Ghost installation is pretty straightforward. Details on how to get it set up using PostgreSQL and nginx. Basically, we just need to run index.js from inside the Ghost folder that we download and it’s ready to go! I recommend using PM2 to properly daemonize your Ghost instance.

Here’s an example nginx configuration to get you started with Ghost:

# /etc/nginx/conf.d/ghost.conf

upstream ghost {
    server http://127.0.0.1:2368;
}
server {
    listen 80;
    server_name your-domain-name;
    access_log /var/log/nginx/ghost-access.log;
    error_log /var/log/nginx/ghost-error.log;

    location / {
        proxy_set_header X-Real-IP $remote_addr;
        proxy_set_header HOST $http_host;
        proxy_set_header X-NginX-Proxy true;

        proxy_pass http://ghost;
        proxy_redirect off;
    }
}

Confirm that nginx, NextCloud, and Ghost are up and running before configuring the static files support.

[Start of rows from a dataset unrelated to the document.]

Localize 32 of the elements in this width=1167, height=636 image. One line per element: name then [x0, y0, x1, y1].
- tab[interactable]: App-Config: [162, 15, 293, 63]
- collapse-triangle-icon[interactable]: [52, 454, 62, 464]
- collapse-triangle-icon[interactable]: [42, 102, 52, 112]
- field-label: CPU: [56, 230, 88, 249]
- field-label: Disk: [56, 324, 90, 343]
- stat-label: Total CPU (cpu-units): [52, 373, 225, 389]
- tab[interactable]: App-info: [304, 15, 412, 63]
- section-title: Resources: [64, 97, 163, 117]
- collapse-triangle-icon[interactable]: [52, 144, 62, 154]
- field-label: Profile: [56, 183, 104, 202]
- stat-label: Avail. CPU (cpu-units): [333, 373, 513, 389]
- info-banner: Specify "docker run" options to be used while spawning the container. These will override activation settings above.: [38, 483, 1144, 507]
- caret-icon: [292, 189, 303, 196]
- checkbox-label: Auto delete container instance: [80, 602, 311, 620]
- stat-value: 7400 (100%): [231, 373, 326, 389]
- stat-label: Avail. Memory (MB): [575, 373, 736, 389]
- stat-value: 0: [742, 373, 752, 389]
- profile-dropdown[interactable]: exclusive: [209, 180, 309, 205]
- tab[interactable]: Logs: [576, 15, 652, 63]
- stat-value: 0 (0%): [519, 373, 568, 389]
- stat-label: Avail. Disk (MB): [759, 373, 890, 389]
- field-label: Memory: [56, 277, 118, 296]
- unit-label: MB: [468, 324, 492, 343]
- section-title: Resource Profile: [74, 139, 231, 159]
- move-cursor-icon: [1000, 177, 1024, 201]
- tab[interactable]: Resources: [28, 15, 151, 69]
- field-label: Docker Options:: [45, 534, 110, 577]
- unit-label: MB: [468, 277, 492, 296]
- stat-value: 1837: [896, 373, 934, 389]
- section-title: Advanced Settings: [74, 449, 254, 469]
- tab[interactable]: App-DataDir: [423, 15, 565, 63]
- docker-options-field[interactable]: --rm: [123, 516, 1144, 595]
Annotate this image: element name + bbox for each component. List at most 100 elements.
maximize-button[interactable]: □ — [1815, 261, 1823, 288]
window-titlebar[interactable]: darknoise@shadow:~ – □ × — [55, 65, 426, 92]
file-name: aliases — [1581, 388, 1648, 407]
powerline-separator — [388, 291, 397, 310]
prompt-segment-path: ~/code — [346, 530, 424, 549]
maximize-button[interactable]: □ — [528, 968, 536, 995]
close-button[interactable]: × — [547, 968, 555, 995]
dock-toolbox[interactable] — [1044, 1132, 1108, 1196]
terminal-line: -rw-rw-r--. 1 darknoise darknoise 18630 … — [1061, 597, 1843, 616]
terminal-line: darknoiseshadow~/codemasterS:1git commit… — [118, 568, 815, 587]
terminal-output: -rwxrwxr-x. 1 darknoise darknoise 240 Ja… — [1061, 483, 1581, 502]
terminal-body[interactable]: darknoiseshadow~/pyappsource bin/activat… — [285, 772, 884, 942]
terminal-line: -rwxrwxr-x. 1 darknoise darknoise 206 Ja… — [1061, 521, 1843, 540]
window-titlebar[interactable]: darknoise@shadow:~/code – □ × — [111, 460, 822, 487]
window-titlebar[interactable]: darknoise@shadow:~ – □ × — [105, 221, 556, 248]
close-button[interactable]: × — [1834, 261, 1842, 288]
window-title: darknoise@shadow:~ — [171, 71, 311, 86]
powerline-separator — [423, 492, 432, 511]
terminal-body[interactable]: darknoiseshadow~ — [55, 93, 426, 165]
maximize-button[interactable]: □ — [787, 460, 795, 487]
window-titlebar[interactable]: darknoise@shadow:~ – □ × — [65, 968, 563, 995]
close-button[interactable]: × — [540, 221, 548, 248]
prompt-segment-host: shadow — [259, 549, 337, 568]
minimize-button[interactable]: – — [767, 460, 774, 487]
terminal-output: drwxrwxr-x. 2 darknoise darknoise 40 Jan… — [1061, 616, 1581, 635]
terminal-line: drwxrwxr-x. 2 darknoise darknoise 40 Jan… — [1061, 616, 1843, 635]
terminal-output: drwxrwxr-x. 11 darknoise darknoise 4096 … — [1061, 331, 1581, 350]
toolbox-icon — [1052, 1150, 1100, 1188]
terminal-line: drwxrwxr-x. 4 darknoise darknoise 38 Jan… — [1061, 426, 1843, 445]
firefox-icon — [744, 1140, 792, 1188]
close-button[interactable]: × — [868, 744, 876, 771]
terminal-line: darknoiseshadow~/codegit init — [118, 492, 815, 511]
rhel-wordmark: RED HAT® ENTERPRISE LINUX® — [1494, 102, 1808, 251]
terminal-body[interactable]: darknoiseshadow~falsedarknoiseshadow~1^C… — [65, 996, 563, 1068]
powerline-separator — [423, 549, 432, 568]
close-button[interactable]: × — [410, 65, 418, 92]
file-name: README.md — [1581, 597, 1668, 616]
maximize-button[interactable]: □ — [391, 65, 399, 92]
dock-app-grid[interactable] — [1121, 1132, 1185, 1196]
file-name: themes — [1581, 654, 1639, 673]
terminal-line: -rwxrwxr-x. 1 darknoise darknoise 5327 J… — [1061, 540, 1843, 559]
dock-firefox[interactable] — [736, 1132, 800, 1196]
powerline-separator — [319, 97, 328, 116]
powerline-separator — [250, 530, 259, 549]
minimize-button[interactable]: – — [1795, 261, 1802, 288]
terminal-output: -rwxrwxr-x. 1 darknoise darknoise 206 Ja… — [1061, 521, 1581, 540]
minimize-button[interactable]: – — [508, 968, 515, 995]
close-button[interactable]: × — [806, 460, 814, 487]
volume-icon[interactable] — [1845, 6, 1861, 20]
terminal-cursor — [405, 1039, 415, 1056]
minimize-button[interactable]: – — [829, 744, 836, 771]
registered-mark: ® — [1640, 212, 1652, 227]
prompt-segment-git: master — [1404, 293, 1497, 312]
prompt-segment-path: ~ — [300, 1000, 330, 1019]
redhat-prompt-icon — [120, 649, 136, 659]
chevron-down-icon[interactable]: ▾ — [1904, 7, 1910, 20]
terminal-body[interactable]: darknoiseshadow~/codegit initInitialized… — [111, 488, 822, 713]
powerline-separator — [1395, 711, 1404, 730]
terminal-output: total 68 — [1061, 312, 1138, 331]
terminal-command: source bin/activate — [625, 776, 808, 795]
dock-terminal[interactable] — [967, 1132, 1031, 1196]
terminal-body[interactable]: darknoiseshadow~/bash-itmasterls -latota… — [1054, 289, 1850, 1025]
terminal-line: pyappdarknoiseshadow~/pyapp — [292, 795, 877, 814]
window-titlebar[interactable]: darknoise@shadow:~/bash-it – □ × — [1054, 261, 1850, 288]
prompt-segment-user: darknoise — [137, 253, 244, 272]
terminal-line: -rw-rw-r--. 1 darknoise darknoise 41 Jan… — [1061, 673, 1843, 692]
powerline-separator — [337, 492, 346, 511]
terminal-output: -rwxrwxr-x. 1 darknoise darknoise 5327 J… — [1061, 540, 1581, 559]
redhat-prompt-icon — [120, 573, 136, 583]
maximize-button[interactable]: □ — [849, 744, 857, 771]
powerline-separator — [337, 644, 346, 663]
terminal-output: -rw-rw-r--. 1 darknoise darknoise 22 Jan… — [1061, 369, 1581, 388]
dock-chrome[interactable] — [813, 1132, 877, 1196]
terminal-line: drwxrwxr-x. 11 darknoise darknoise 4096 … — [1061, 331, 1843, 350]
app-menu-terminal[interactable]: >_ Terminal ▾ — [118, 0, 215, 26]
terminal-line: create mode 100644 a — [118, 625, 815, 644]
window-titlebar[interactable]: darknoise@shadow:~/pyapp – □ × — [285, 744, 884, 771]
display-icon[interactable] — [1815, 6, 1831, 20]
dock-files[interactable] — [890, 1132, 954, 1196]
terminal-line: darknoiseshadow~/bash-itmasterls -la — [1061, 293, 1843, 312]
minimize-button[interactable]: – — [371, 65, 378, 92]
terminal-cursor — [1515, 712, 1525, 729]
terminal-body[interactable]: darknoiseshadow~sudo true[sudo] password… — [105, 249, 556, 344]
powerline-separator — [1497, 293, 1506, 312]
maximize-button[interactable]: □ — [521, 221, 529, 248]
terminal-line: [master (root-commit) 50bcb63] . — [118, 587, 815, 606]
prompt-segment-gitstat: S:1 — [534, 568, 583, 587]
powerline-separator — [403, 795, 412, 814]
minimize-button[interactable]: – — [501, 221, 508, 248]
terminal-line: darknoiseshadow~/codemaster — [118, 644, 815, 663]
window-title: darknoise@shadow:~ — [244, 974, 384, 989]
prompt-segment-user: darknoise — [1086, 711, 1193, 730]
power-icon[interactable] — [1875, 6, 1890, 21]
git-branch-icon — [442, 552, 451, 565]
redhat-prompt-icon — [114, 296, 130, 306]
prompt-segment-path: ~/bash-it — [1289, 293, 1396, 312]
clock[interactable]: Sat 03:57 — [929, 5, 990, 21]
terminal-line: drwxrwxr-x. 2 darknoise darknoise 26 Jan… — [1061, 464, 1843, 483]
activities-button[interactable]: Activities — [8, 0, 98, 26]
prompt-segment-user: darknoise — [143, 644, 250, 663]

Configuring nginx to serve /static/

We want to set up nginx to serve a directory from within NextCloud. In this case, log in to your NextCloud server and create a directory called static. Inside here, we can make three more directories:

You can configure whatever directories you need. These are just the ones I used.

You’ll notice that these folders are located on disk at the following location:

/usr/share/nginx/html/owncloud/data/YOUR_OWNCLOUD_USER/files/static/

This is the directory we’re going to serve with nginx. Let’s first create a simlink to that directory:

$ sudo ln -s /usr/share/nginx/html/owncloud/data/YOUR_OWNCLOUD_USER/files/static/  /var/www/static/

Now, we simply need to add one more location block to our ghost.conf:

# /etc/nginx/conf.d/ghost.conf

upstream ghost {
    server http://127.0.0.1:2368;
}
server {
    ...
    location ^~ /static {
        alias /var/www/static/;
    }    
    ...
}

Now reload nginx

$ sudo nginx -s reload

or

$ sudo systemctl restart nginx

Let’s confirm it’s working. Log in to NextCloud and upload an image under /static/img/. Then, enter it into a new Ghost post. If you can see the image, you’re good!